Penn State released their 20-year plan to improve athletic facilities in 2017. Jeffrey Field was included in the renovation plans featuring a new home and visiting locker facilities, covered seating via overhang on the west side of the stadium, renovated restrooms and concessions, a videoboard, lighting around the complex and media facilities. Jeffrey Field’s capacity, will be about 4,000 after completion which will a downsize from the current 5000 person capacity.

Jeffrey Field hosted the semifinals and final of the 2020 Big Ten Women's Soccer Tournament.

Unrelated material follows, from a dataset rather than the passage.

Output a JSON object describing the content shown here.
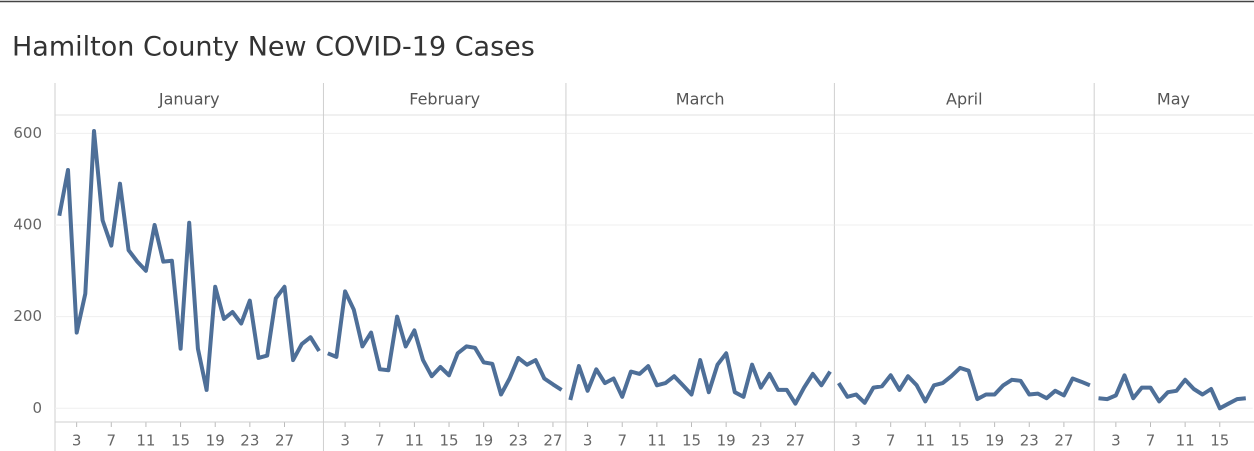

Jeffrey Field is set to undergo a $21.25 million renovation that will feature a new soccer operations facility south of the stadium, as well as upgrades to the stadium structure, parking, concessions, and restrooms. Additionally, southeast of Jeffrey Field, Penn State Athletics plans to construct a $10 million air-supported indoor practice facility for Olympic sports programs, similar to the “bubble” practice facilities used by NFL teams. This project was initially projected for completion in October 2025 but is now slated for completion in early 2026.

==Supporters==
The Park Avenue Army is a supporters group for Penn State men's soccer and Penn State women's soccer. The Park Avenue Army was founded as a Supporters' groups for Penn State Nittany Lions women's soccer team in 2011. The group was named after Park Avenue the street at which Jeffrey Field is located. Members of the group occupy the northwest stand of Jeffrey Field during home matches.